Charles Nodier (Jean-Charles-Emmanuel N., 1780-1844), est un bibliothécaire et écrivain prolifique, qui a connu un grand succès populaire de son vivant, qui fait de lui un des précurseurs méconnus du roman populaire. C'est un passionné d'entomologie comme plusieurs de ses amis philadelphes, le bisontin Charles Weiss (1779-1866), bibliothécaire ou François-Marie-Julien Luczot de la Thébaudais (1770-1844), un ingénieur d'origine bretonne, qui dirigea les travaux du canal d’Ille-et-Rance de 1804 à 1819, et qui se liera au groupe lors d'un séjour d'études à Besançon entre 1793 et 1798. Par ailleurs, il publiera en 1797 avec Nodier une "Dissertation sur l'usage des antennes dans les insectes et sur l'origine de l'ouïe dans les mêmes animaux" (Dr Antoine Magnin, "Charles Nodier Naturaliste", Paris, 1911) et trois ans après, Nodier publiera une "Bibliographie entomologique" qui sera saluée par Lamarck. Un quatrième philadelphe, passionné de sciences naturelles, s'appelle Joseph Deis, dont les auteurs sur le sujet ne connaissent presque rien, que l'historien Alfred Richard Oliver associe à son frère Pierre, tout en citant un autre philadelphe qu'on connaît essentiellement par la correspondance de Nodier, à savoir Jean-Joseph Goy, un de ses amis d'enfance (cf. Alfred Richard Oliver, "Charles Nodier : Pilot of Romanticism", Syracuse Univrsity Press, 1964, p. 18 ; Léonce Pingaud, "La Jeunesse de Charles Nodier. Les Philadelphes", Besançon, Imprimerie Dodivers, 1914). A ceux-là s'ajoute Charles Pertusier (1779-1836), polytechnicien, natif de Baume-les-Dames, officier d'artillerie qui servit en Dalmatie et fut de 1811 à 1814 attaché à l'Ambassade de France à Constantinople et membre de la Société géographique de Paris.
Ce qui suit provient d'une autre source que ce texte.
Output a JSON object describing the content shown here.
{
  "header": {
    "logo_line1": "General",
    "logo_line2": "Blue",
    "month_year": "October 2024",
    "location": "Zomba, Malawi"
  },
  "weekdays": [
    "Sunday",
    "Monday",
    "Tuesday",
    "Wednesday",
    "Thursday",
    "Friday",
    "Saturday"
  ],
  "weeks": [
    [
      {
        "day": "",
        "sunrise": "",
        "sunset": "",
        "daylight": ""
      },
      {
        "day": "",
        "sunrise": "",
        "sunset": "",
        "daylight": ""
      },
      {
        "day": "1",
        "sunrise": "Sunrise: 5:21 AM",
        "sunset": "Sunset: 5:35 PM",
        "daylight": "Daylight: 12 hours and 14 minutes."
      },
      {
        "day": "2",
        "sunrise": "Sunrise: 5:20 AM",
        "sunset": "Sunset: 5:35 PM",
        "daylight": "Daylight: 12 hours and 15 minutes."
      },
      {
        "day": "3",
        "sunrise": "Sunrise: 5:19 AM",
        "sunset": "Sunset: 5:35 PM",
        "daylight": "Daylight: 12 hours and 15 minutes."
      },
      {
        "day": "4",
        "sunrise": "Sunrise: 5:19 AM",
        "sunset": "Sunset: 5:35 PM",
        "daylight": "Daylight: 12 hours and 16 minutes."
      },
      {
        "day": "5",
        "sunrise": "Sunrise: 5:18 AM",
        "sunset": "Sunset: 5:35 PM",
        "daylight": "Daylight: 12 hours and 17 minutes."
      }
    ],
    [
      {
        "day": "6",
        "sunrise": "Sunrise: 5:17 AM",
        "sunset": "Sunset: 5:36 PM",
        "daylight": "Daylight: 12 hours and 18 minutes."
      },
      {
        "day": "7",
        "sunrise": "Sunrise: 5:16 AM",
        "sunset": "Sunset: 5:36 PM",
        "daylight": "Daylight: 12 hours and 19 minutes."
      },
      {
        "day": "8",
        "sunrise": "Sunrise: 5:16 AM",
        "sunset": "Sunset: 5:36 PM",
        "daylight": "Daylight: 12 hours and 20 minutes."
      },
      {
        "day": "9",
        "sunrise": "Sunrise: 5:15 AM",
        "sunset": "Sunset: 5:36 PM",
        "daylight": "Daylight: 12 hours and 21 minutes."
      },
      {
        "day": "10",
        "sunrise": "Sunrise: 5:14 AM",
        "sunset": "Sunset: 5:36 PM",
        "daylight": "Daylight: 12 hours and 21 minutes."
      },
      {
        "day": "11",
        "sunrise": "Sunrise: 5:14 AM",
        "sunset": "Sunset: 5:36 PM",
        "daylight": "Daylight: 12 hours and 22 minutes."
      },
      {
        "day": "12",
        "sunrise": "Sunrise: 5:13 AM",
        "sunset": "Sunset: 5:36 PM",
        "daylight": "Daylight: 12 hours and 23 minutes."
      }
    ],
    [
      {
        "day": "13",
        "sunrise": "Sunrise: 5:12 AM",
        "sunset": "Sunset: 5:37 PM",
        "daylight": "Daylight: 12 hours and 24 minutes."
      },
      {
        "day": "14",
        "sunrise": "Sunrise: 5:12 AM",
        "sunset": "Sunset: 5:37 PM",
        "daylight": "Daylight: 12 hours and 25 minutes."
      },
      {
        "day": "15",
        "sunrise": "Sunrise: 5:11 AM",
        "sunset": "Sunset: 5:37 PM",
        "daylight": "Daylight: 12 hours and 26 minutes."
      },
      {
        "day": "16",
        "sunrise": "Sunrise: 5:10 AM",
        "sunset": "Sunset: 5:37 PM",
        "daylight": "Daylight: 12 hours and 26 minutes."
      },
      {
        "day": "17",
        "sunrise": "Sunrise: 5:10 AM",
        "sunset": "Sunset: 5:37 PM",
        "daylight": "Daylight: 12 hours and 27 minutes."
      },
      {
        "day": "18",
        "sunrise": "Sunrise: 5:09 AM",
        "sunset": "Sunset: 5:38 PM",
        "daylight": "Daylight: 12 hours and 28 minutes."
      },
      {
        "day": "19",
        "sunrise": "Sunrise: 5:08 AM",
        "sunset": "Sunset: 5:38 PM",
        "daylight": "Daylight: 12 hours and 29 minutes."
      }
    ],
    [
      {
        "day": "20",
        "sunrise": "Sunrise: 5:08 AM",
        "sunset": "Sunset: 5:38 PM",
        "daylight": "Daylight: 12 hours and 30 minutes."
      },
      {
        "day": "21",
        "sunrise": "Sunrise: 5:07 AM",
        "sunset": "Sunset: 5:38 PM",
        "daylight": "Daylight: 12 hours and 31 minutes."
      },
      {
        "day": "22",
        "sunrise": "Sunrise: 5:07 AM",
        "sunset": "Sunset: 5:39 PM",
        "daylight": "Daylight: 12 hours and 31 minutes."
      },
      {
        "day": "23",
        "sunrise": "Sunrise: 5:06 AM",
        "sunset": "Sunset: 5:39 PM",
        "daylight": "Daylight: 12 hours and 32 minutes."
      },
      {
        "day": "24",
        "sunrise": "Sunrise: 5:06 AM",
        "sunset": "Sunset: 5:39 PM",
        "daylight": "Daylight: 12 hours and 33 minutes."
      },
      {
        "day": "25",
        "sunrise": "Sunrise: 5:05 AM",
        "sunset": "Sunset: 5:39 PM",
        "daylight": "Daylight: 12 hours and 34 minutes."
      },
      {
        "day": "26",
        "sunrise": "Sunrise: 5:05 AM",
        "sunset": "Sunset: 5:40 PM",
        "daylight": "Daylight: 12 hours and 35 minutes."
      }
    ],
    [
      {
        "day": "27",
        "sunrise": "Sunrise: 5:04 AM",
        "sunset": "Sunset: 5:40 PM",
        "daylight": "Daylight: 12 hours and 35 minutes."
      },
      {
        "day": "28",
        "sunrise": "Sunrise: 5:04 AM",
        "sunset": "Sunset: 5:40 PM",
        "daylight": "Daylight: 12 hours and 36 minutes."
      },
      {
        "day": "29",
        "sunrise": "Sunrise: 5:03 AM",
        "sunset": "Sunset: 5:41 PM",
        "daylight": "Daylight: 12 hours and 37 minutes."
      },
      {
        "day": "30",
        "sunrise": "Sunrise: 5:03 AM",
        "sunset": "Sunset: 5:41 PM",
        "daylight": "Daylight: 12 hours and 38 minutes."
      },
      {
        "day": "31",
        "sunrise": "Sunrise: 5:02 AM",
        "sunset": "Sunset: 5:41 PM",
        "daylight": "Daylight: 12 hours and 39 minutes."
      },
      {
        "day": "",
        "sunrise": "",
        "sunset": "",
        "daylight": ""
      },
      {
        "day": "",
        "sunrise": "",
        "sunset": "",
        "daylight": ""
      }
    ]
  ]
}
A ce petit noyau, s'agrégea un jeune et charismatique capitaine de l'armée, Jacques Joseph Oudet (1771-1809, supposé mort à la bataille de Wagram), né à Mayna, dans le Jura, et deux de ses neveux, Gabriel et Jean-François Arbey (Oliver, op. cité). Il s'avère qu'en 1796, le jeune Oudet était sous les ordres de Malet, à Besançon, qui a pu, dans les années qui suivent, entrer à son tour entrer dans la Philadelphie, sous le noms de Léonidas (Dautry, 1960).
C'est l'influence d'Oudet qui transforma rapidement le petit club littéraire et épicurien en une société secrète militante, activiste, dont il réforma les règles (en particulier l'acceptation d'un nouveau membre par l'unanimité du groupe. Ce dernier commit différentes actions politiques subversives. Une nuit, il démolit, par exemple, la guillotine placée en permanence place Saint-Pierre à Besançon (Oliver, op. cité, p. 19), alors même que le père de Nodier, Antoine Melchior, était au même moment président du tribunal criminel et responsable de ce dispositif meurtrier. Oudet, dont le nom d'initié est Philopœmen (Rétat, 2007) est alors fait "archonte" de la société secrète. En 1799, le groupe se fait remarquer "en parodiant un club républicain sur la voie publique. La représentation se termine en échauffourée avec les forces municipales. Charles Nodier perd son poste de bibliothécaire et s'installe à Paris pour quelques mois." ("Besançon..", BNF).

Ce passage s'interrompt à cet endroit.